Danny either worked in the studio or was the studio manager at three agencies I had the good fortune to work with him at: DBC, DDB and Y&R.

Ad agencies just love their initials don’t they?

Danny was always a bright light in what could be a dark environment. Being in the studio, he was ground zero for stressed out account and creative people throwing fits when it came to getting something they usually needed yesterday out the door to a client, or materials for a big presentation or new business pitches.

Regardless of the pressure and tantrums that came his way, he had a good word for everyone (something extremely difficult to do at agencies). And there was never a question about him getting what you needed done.

Even though I’d known him for years, I’d never really sat down and talked to him until one very slow day at Y&R about nine or ten years ago. We wound up sitting down and literally talking for over three hours. He told me about his time in the Navy, his background as a singer, his years as a jockey, exactly how horseracing worked (not the way you’d think or hope), his family and more.

I couldn’t believe this fascinating person had been steps away from me for years, and yet only now was I just discovering who he was and learning about him.

I had always loved horseracing. In fact, when I was in college I loved it a little too much, to the tune of rent money on occasion. Danny and I made an agreement we’d take a trip out to Santa Anita, and he’d give me the lowdown on the horses and be my betting Yoda.

Sadly, we never got to make that trip.

Danny was diagnosed with cancer. But like everything else in my experience with him, he handled it with grace, honesty and dignity.

He would post unflinchingly on Facebook about how he was doing - the progress of both the treatment and the disease.

As to be expected with cancer as widespread as his had become, there were good days and bad days. But even on the bad days, the really bad ones, there would be a thread of optimism.

On one of his good days, he invited me to come see him give what he knew would be his last singing performance. I wouldn't have missed it. Not only did I get to see Danny perform, I got to see a lot of long, lost friends from agencies past we'd worked with over the years, who were also out in force to show support for him, and his talent that we didn't get to see nearly enough.

Danny was in great form that day, but it tired him out. It was easy to see the toll his cancer was taking.

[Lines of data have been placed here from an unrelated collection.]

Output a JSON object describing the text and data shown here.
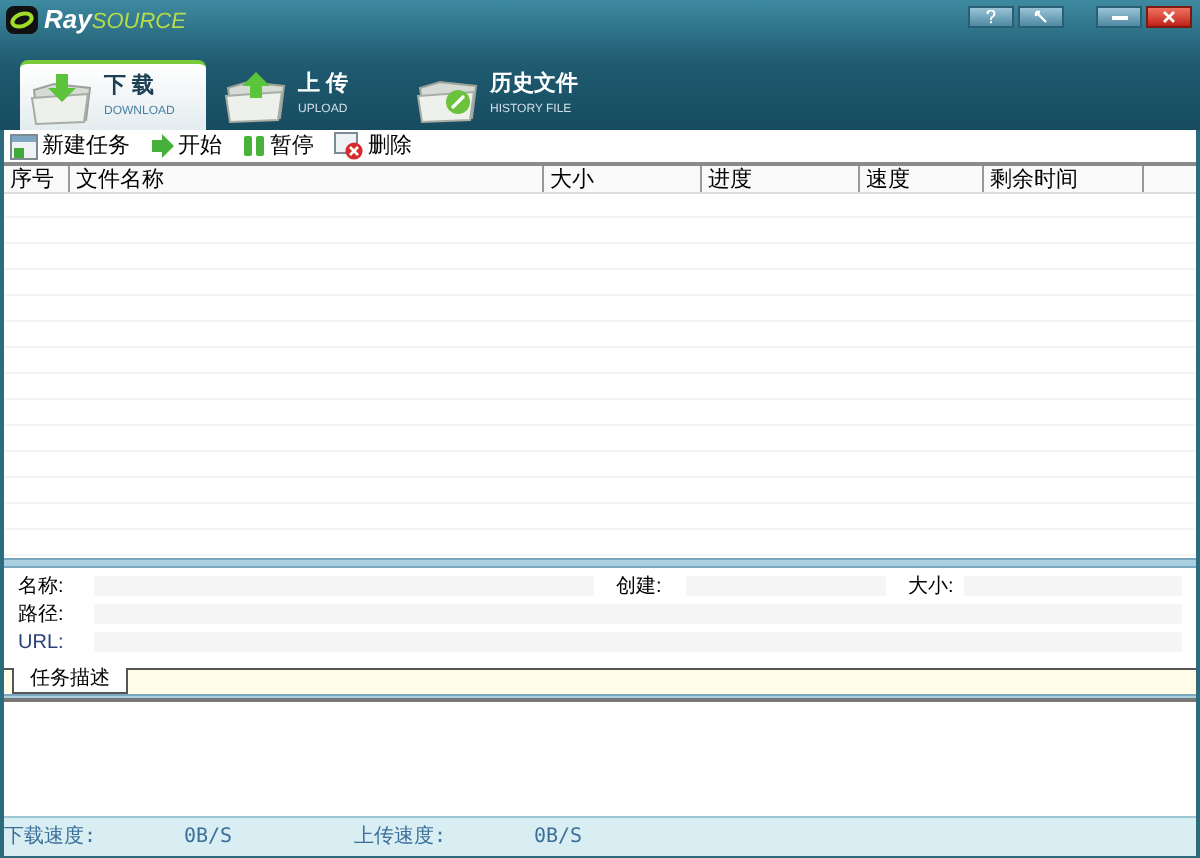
{
  "window": {
    "logo": {
      "part_1": "Ray",
      "part_2": "SOURCE"
    }
  },
  "tabs": [
    {
      "label": "下 载",
      "sublabel": "DOWNLOAD",
      "kind": "download",
      "selected": true
    },
    {
      "label": "上 传",
      "sublabel": "UPLOAD",
      "kind": "upload",
      "selected": false
    },
    {
      "label": "历史文件",
      "sublabel": "HISTORY FILE",
      "kind": "history",
      "selected": false
    }
  ],
  "toolbar": [
    {
      "label": "新建任务",
      "kind": "new"
    },
    {
      "label": "开始",
      "kind": "start"
    },
    {
      "label": "暂停",
      "kind": "pause"
    },
    {
      "label": "删除",
      "kind": "delete"
    }
  ],
  "table": {
    "columns": [
      "序号",
      "文件名称",
      "大小",
      "进度",
      "速度",
      "剩余时间"
    ]
  },
  "details": {
    "fields": [
      {
        "label": "名称:"
      },
      {
        "label": "创建:"
      },
      {
        "label": "大小:"
      },
      {
        "label": "路径:"
      },
      {
        "label": "URL:"
      }
    ],
    "tabs": [
      {
        "label": "任务描述",
        "selected": true
      }
    ]
  },
  "status_bar": [
    {
      "label": "下载速度:",
      "value": "0B/S"
    },
    {
      "label": "上传速度:",
      "value": "0B/S"
    }
  ]
}
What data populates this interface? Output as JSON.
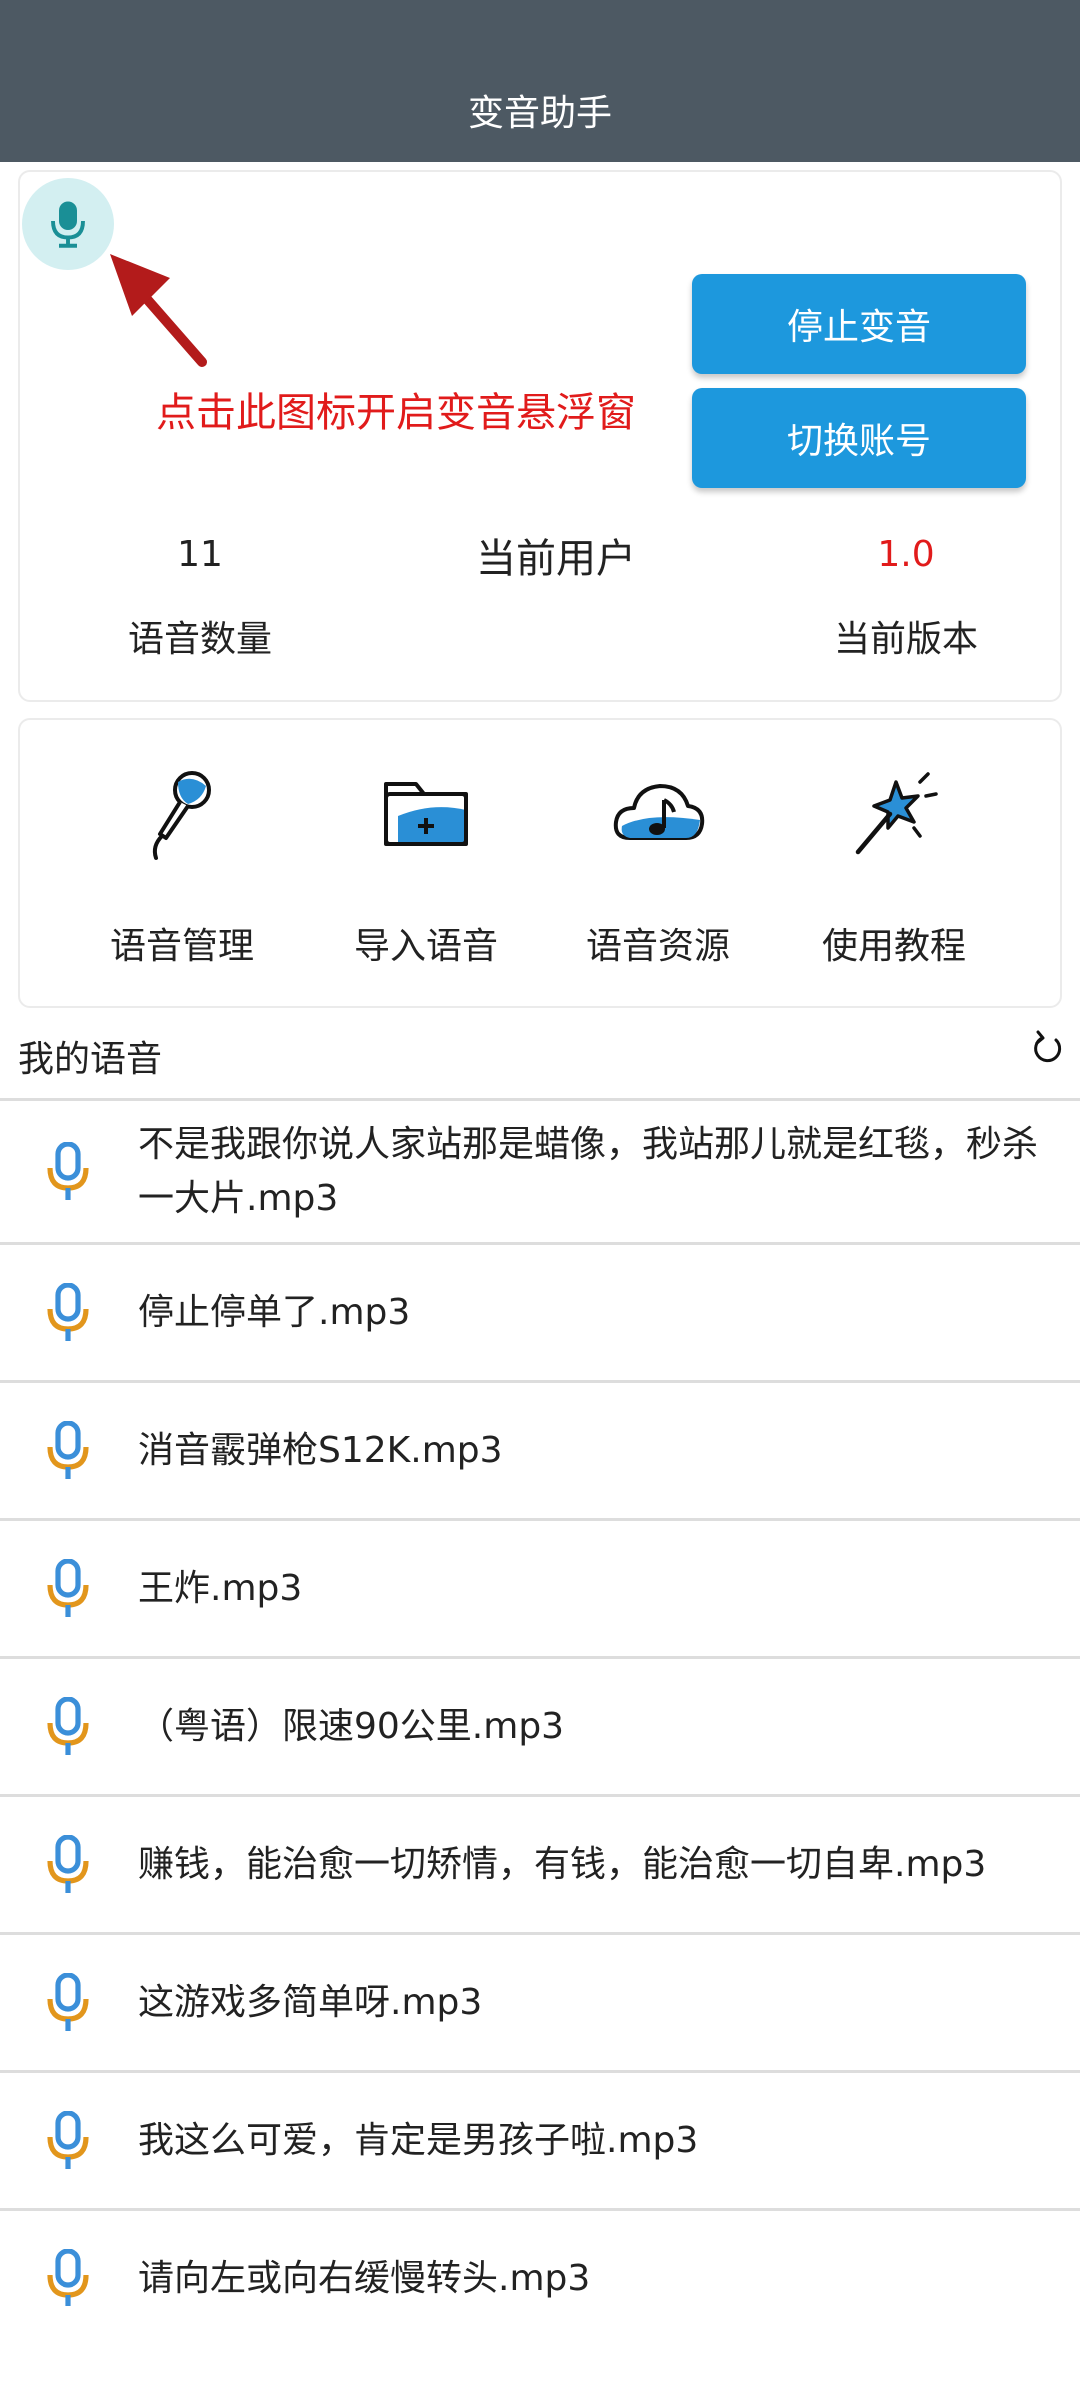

I would text back and forth with him. I told him I'd come out to where he lived in Riverside and take him to lunch, or if he wasn't up to going out, bring it to him and we'd eat at his place and talk about the race track. I believe he was confined to his bed at that point, but even so he just told me he wasn't feeling well, but as soon as he rallied we'd do it.

Shortly after that conversation, on July 10, 2012, Danny died at the age of 60.

For me, it's certainly a personal loss, as I know it is for his family. But it's bigger than that: it's a global one. The world simply can't afford to lose people as decent, caring and loving as Danny always was to not just his family and friends, but everyone he encountered.

His Facebook page is still active, and every now and then I find myself re-reading some of the posts he put up as he was going through his ordeal. They are honest, inspiring, funny, heartbreaking and hopeful. I'm also friends with his daughter on there, and though I've never met her in person I feel as though we have a strong connection.

She is funny, bright and optimistic. Just like her old man.

Not a day goes by that I don't think about Danny and the meal together I was so looking forward to.

It's comforting knowing he's finally resting in well-deserved peace.

And that he's making heaven a much more rockin' place.